I'm not against people asking for useful assitance. But I've looked at some of the alevel websites where they outline for students how to research their papers, and the emphasis is on books at the library, not the free-floating mix of information and misinformation available on the Internet. One website even gives an example of the questionaire to use in polling. It includes multiple questions and is drawn up in such a way that it appears to be intended for face-to-face polls, not "what do you think?" over the Internet. That website even explains the difference between an open-ended question ("what do you think?") and a direct queston designed to elicit particular information. I don't think this or the Disney inquiry conforms with those directions.

Therefore, whether I respond or not, I still think polling people's opinions pro-Disney or anti-Disney, real crime vs. reel crime in this fashion is not suitable for a research paper of any kind at any class level. There's a big difference between a stranger saying, "I don't think young girls are affected" and a book by an accredited psychologist or sociologists that says, "My 10-year study of 2,000 females between the ages of 10-18 in four countries supports the premise that these factors probably contribute to a bad self-image."

I assume you read at least one, maybe both of my two previous posts: Can you honestly say you learned anything worthwhile from them about movie crimes vs. reality?

Anyway, my second posting in this discussion was in response to Cyberia's remarks about bad cops, lawyers, and judges, not to the original alevel inquiry.



I thought Ruf's posts were a good read. Not sure why he is getting crap for participating...

Verily, his vichyssoise of verbiage did veer most verbose, but must we cast him vicariously as both victim and villain by the vicissitudes of fate?
You're a writer after my own heart, Sedai; I, too, love alliteration and humor!

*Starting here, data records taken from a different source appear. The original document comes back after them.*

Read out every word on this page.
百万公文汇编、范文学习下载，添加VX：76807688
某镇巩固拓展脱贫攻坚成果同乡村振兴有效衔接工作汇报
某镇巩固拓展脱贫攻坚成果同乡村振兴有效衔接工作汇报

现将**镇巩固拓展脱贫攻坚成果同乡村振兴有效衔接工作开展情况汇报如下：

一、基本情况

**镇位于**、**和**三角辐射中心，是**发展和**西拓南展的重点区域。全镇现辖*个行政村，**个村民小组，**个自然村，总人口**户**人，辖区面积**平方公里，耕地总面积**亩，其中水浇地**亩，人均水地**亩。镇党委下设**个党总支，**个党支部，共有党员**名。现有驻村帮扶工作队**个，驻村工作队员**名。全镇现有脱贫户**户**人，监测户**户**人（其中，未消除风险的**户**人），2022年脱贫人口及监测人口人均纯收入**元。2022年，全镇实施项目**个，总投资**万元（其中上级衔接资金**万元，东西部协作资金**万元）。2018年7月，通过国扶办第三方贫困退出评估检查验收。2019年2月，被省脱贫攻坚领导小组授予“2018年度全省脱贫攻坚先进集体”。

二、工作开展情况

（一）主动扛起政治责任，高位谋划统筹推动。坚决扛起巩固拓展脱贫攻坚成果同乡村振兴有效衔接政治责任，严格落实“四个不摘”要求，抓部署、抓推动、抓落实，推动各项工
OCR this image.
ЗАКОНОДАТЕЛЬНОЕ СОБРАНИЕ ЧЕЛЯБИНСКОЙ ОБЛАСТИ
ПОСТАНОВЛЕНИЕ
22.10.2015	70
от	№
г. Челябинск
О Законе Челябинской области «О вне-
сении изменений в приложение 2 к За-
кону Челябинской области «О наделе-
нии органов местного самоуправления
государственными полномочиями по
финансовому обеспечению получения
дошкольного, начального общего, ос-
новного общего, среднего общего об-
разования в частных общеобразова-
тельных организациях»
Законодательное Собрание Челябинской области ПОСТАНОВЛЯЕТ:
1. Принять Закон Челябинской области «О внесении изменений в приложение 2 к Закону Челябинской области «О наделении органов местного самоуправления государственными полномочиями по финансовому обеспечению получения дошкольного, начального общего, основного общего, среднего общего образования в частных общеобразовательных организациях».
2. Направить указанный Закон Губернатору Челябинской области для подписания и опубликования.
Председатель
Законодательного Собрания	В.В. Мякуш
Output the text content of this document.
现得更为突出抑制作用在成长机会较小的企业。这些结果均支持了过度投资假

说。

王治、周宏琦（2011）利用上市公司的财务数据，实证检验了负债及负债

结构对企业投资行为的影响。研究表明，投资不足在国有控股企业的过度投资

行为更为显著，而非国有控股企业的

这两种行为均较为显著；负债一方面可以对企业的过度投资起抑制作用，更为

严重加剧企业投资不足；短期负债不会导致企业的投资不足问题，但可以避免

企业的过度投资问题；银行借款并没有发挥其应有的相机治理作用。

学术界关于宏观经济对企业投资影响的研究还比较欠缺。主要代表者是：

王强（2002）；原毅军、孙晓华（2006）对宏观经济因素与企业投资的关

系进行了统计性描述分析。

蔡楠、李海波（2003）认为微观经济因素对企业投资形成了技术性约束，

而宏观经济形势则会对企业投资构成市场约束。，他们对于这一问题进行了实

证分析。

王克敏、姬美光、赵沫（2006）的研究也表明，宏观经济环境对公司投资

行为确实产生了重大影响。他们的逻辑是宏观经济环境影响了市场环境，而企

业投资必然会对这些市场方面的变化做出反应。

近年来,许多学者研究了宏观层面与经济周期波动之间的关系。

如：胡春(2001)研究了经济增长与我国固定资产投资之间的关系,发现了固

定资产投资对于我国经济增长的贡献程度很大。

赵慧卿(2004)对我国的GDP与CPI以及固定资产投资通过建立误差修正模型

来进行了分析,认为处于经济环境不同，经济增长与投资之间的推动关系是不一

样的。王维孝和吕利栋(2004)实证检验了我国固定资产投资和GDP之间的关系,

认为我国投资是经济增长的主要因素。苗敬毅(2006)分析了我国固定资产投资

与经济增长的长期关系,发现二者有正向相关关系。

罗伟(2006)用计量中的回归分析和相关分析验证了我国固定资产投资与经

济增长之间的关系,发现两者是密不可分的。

so far all of your posts have been very helpful and i would appreciate it if any others could express their views on this subject



so far all of your posts have been very helpful and i would appreciate it if any others could express their views on this subject
Well, maybe you can enlighten me then--how can material such as the "war stories" I related that you get through this forum from anonymous sources whose credentials you can't check and whose "facts" cannot be verified be of the slightest use in a school report? What are you going to do with this stuff?



Sweet ****ing Jesus.

Just thought that had to be said. I'll read your book now, rufnek.
Thought you would be back with a review by now! Or maybe my prose keeps putting you to sleep.